Which signal dominates the system? Does it stop enough of the virus to have a larger affect than wearing a mask increases risk to the wearer? This is why we do RCT we don’t know all the possibilities. RCT and black box is the only way we find unknown knowns, and the unknown unknowns. And even then we don’t nessacary find them we just realize that there is something we are missing.

Chozen (profile) says:

Re: Re: Re:3 Simple Experiement

A simple question is ‘Why do my glasses keep fogging up when I wear my mask.’

Answer: Because your mask isn’t working. A mask is just a parallel resistance problem for a fluid or current. Unless you have a perfect seal it isn’t doing much. Drewnick 2020 found that at if just 3% of the mask space is open the efficacy of the mask drops to zero. This is irrespective of the material used because its a fluid dynamics issue not a materials issue.
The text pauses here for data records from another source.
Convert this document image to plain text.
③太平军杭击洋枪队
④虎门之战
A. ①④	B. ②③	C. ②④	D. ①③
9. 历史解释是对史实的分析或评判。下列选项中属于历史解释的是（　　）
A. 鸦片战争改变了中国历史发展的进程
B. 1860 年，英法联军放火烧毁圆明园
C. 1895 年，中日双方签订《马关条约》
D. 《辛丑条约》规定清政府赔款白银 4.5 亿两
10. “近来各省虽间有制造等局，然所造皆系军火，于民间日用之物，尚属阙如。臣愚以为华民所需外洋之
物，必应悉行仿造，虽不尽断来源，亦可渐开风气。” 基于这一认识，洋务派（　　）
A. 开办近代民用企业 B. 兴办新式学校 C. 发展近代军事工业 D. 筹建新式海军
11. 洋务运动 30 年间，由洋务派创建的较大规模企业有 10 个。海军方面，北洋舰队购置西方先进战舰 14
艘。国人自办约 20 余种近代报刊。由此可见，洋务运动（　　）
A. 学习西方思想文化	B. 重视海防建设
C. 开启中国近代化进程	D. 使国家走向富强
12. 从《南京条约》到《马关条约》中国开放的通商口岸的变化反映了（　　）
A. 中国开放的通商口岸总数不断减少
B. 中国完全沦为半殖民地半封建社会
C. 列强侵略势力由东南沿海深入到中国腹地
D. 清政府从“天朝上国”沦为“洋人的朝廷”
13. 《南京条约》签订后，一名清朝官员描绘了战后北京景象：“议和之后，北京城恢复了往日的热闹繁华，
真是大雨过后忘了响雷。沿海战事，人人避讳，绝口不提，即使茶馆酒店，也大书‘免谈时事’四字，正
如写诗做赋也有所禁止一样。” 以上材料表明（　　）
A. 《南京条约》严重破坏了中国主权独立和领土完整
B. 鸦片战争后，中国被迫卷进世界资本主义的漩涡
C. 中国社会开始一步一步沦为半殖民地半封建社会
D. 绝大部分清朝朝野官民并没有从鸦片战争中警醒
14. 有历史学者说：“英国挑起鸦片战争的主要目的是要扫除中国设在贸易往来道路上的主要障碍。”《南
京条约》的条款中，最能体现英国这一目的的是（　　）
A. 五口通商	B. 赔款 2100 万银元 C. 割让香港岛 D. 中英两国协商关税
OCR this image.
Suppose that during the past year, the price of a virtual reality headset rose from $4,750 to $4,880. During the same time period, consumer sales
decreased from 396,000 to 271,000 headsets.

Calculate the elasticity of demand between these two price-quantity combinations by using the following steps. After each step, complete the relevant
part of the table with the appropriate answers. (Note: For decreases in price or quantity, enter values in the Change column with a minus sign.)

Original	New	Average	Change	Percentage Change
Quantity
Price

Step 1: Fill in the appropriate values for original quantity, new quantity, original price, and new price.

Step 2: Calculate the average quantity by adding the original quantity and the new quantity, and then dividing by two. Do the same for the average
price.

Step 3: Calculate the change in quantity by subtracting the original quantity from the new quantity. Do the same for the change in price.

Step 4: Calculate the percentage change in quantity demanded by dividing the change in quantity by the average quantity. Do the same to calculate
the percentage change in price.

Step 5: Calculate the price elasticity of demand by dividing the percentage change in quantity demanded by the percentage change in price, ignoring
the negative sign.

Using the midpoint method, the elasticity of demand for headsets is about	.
The fluid goes through the least resistive path just as electrical current goes through the least resistive path to ground. The equiliviant resistance of a 1000 ohm resistor in parallel with two 5 ohm resistors isn’t 337 ohms its 2.5.

Anonymous Coward says:

Re: Re: Re:3

Masks stop the spread of viral diseases not by stopping the wearer catching the disease, but rather by stopping the infected from spreading the disease.
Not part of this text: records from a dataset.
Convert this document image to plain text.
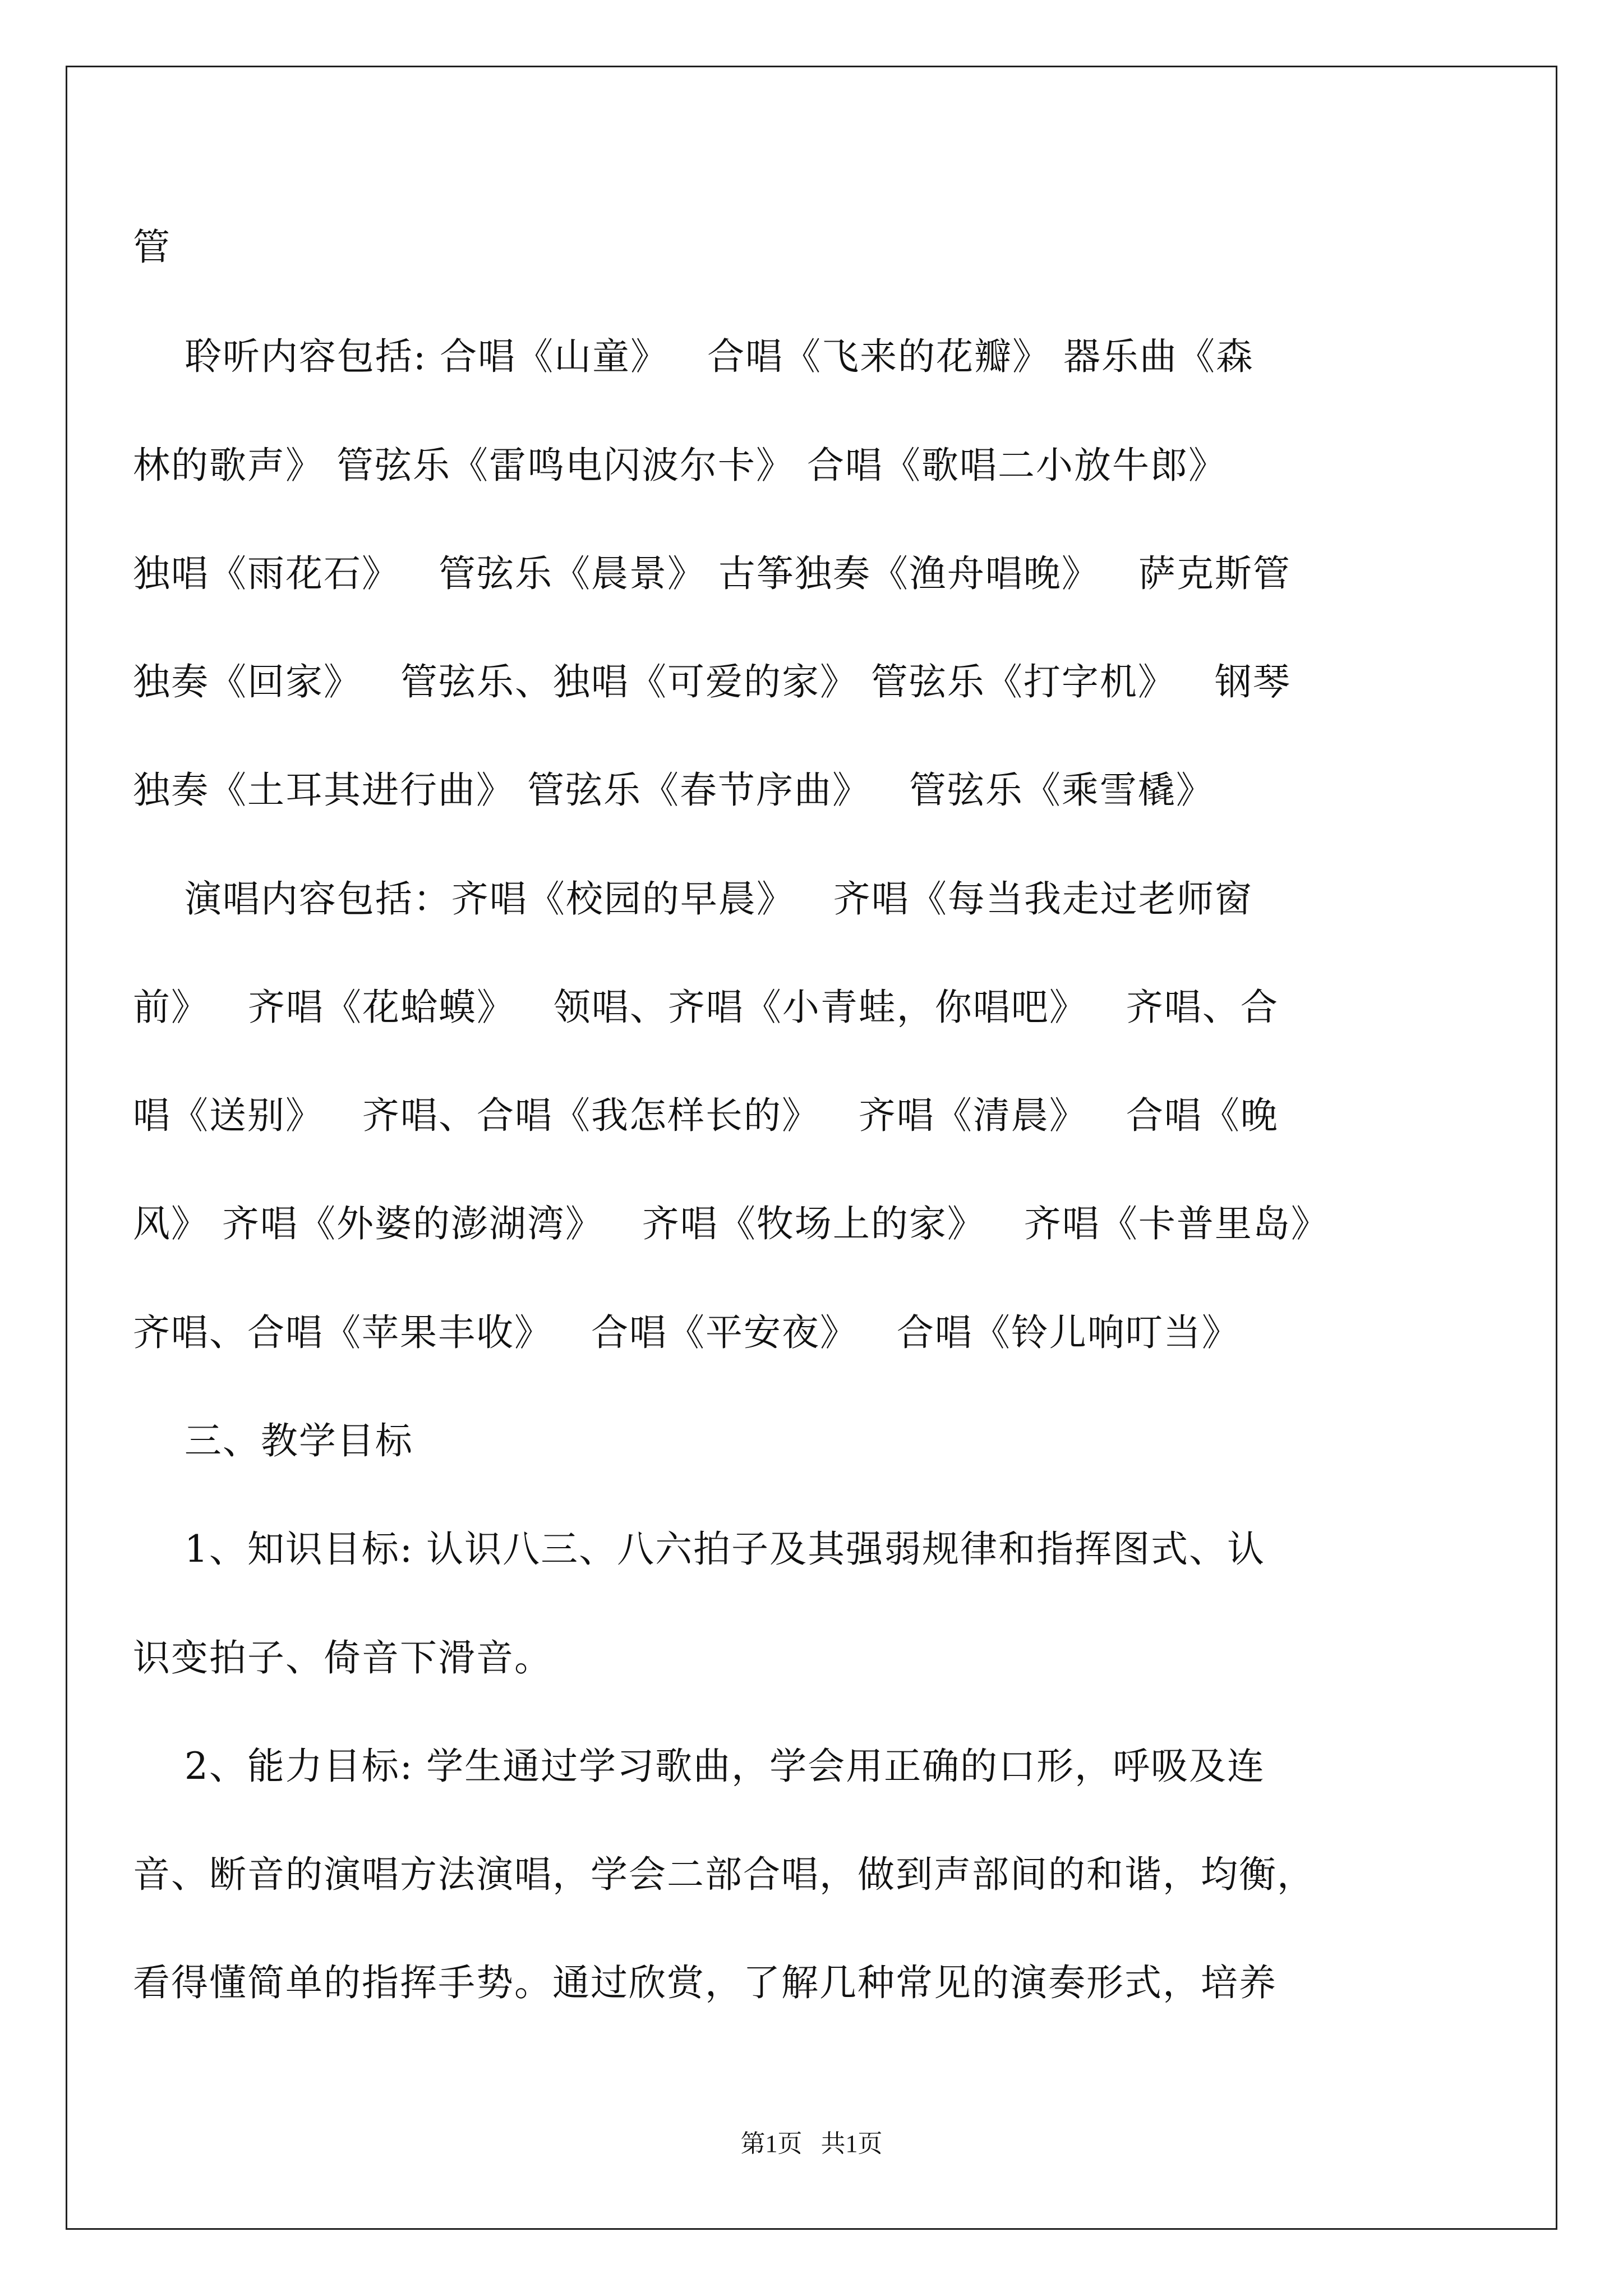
管
聆听内容包括: 合唱《山童》   合唱《飞来的花瓣》 器乐曲《森
林的歌声》 管弦乐《雷鸣电闪波尔卡》 合唱《歌唱二小放牛郎》
独唱《雨花石》   管弦乐《晨景》 古筝独奏《渔舟唱晚》   萨克斯管
独奏《回家》   管弦乐、独唱《可爱的家》 管弦乐《打字机》   钢琴
独奏《土耳其进行曲》 管弦乐《春节序曲》   管弦乐《乘雪橇》
演唱内容包括：齐唱《校园的早晨》   齐唱《每当我走过老师窗
前》   齐唱《花蛤蟆》   领唱、齐唱《小青蛙，你唱吧》   齐唱、合
唱《送别》   齐唱、合唱《我怎样长的》   齐唱《清晨》   合唱《晚
风》 齐唱《外婆的澎湖湾》   齐唱《牧场上的家》   齐唱《卡普里岛》
齐唱、合唱《苹果丰收》   合唱《平安夜》   合唱《铃儿响叮当》
三、教学目标
1、知识目标: 认识八三、八六拍子及其强弱规律和指挥图式、认
识变拍子、倚音下滑音。
2、能力目标: 学生通过学习歌曲，学会用正确的口形，呼吸及连
音、断音的演唱方法演唱，学会二部合唱，做到声部间的和谐，均衡，
看得懂简单的指挥手势。通过欣赏，了解几种常见的演奏形式，培养
第1页   共1页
A good N95 or similar respirator, with no unfiltered exhalation valve, can stop viruses in either direction. Since the virus speads almost entirely via the air, this is extremely important. The death toll would’ve been much higher had medical staff had to wear full HAZMAT suits with positive-pressure air supply (we don’t have nearly enough suits or hospital rooms to do this for millions of patients).
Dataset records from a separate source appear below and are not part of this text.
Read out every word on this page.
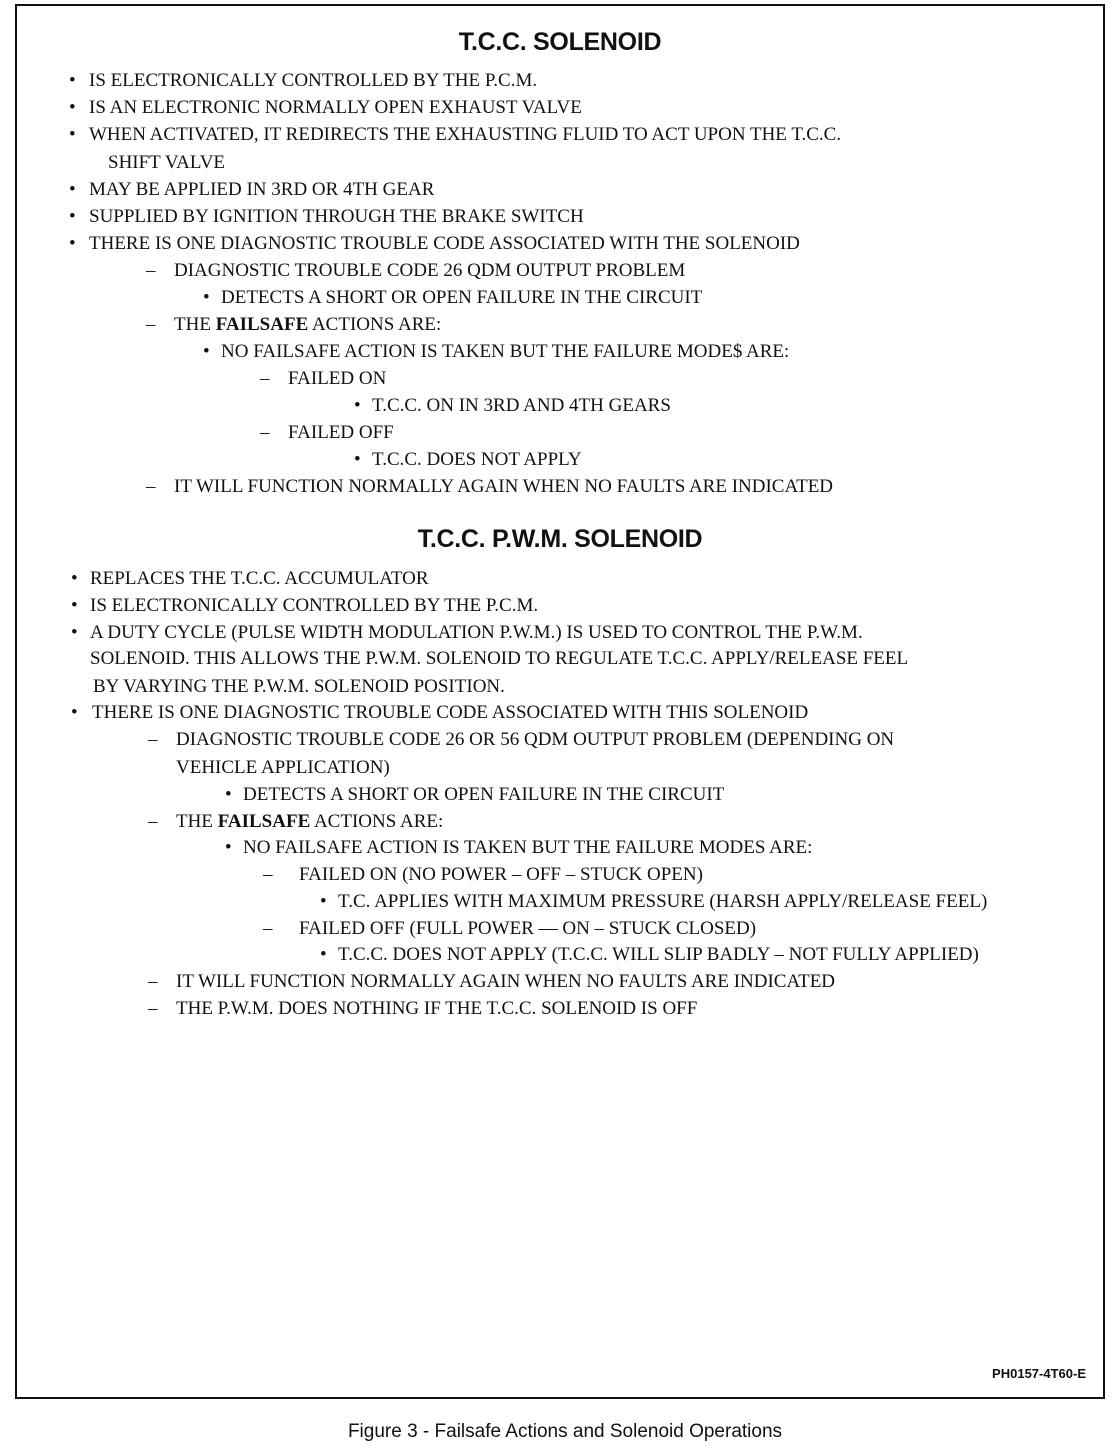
T.C.C. SOLENOID
• IS ELECTRONICALLY CONTROLLED BY THE P.C.M.
• IS AN ELECTRONIC NORMALLY OPEN EXHAUST VALVE
• WHEN ACTIVATED, IT REDIRECTS THE EXHAUSTING FLUID TO ACT UPON THE T.C.C.
SHIFT VALVE
• MAY BE APPLIED IN 3RD OR 4TH GEAR
• SUPPLIED BY IGNITION THROUGH THE BRAKE SWITCH
• THERE IS ONE DIAGNOSTIC TROUBLE CODE ASSOCIATED WITH THE SOLENOID
– DIAGNOSTIC TROUBLE CODE 26 QDM OUTPUT PROBLEM
• DETECTS A SHORT OR OPEN FAILURE IN THE CIRCUIT
– THE FAILSAFE ACTIONS ARE:
• NO FAILSAFE ACTION IS TAKEN BUT THE FAILURE MODE$ ARE:
– FAILED ON
• T.C.C. ON IN 3RD AND 4TH GEARS
– FAILED OFF
• T.C.C. DOES NOT APPLY
– IT WILL FUNCTION NORMALLY AGAIN WHEN NO FAULTS ARE INDICATED
T.C.C. P.W.M. SOLENOID
• REPLACES THE T.C.C. ACCUMULATOR
• IS ELECTRONICALLY CONTROLLED BY THE P.C.M.
• A DUTY CYCLE (PULSE WIDTH MODULATION P.W.M.) IS USED TO CONTROL THE P.W.M.
SOLENOID. THIS ALLOWS THE P.W.M. SOLENOID TO REGULATE T.C.C. APPLY/RELEASE FEEL
BY VARYING THE P.W.M. SOLENOID POSITION.
• THERE IS ONE DIAGNOSTIC TROUBLE CODE ASSOCIATED WITH THIS SOLENOID
– DIAGNOSTIC TROUBLE CODE 26 OR 56 QDM OUTPUT PROBLEM (DEPENDING ON
VEHICLE APPLICATION)
• DETECTS A SHORT OR OPEN FAILURE IN THE CIRCUIT
– THE FAILSAFE ACTIONS ARE:
• NO FAILSAFE ACTION IS TAKEN BUT THE FAILURE MODES ARE:
– FAILED ON (NO POWER – OFF – STUCK OPEN)
• T.C. APPLIES WITH MAXIMUM PRESSURE (HARSH APPLY/RELEASE FEEL)
– FAILED OFF (FULL POWER — ON – STUCK CLOSED)
• T.C.C. DOES NOT APPLY (T.C.C. WILL SLIP BADLY – NOT FULLY APPLIED)
– IT WILL FUNCTION NORMALLY AGAIN WHEN NO FAULTS ARE INDICATED
– THE P.W.M. DOES NOTHING IF THE T.C.C. SOLENOID IS OFF
PH0157-4T60-E
Figure 3 - Failsafe Actions and Solenoid Operations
Cloth and surgical masks are indeed primarily about source control, and are bad at filtering incoming air.

Anonymous Coward says:

It scandalous it has taken this long to begin addressing this serious problem.

The fact that it has “taken this long” is related to the fact that the problem really isn’t addressed at all. These things aren’t bugs, they are features built into the core from the beginning.

i assume you are just more charitable than am i, at least for the purposes of writing articles.

Flakbait (profile) says:

Red-Handed

Elsevier is retracting 500 papers from a journal dedicated to conference proceedings because “the peer-review process was confirmed to fall beneath the high standards expected,” Retraction Watch has learned.

‘Elsevier’ and ‘high standards’ aren’t mutually exclusive when used in the same sentence, so long as the high standards to which Elsevier is referring relates to being good enough to get away with it.

Chozen (profile) says:

Saddly Not Uncommon

Sadly not too uncommon in publish or perish. IEEE had to withdraw 120 published papers that were written by the SciGen program. The papers themselves were nothing but scientific gibberish but peer reviewers didn’t want to admit that it didn’t make sense. This is especially scary when you think if the influence of IEEE, IEEE has way more power over everyday life than any scientific journal. Nothing you buy has Journal of Applied Psychology Standard XYZ on the back of the box like IEEE does.

Similar problem in the Positivity Hoax. I was having dinner in 2016 with a teacher who referenced this fraud despite it being proven a fraud 2 years prior.

The reason it passed review was simple. It was using fluid mechanics equations to prove the power of positive thinking in a psychology journal. None of the reviewers, all psychologists, stood any chance of understanding the math, since wen its fluid dynamics and difeq required for a degree in psychology.

Anonymous Coward says:

You're overthinking it

Those articles about COVID and fish were about materials science. The future is buildings made of viruses and trains made of fish. Viruses are well-known for being hard to destroy and fish such as salmon are known for travelling very quickly to cover hundreds of miles. And I bet that you’ve never heard of a virus building destroyed by an earthquake.

Disclaimer: One of the papers about whole body vibration was mine. I found out that if I convince enough tenants in an apartment building to vibrate at the building’s resonant frequency, the building collapses in a few minutes.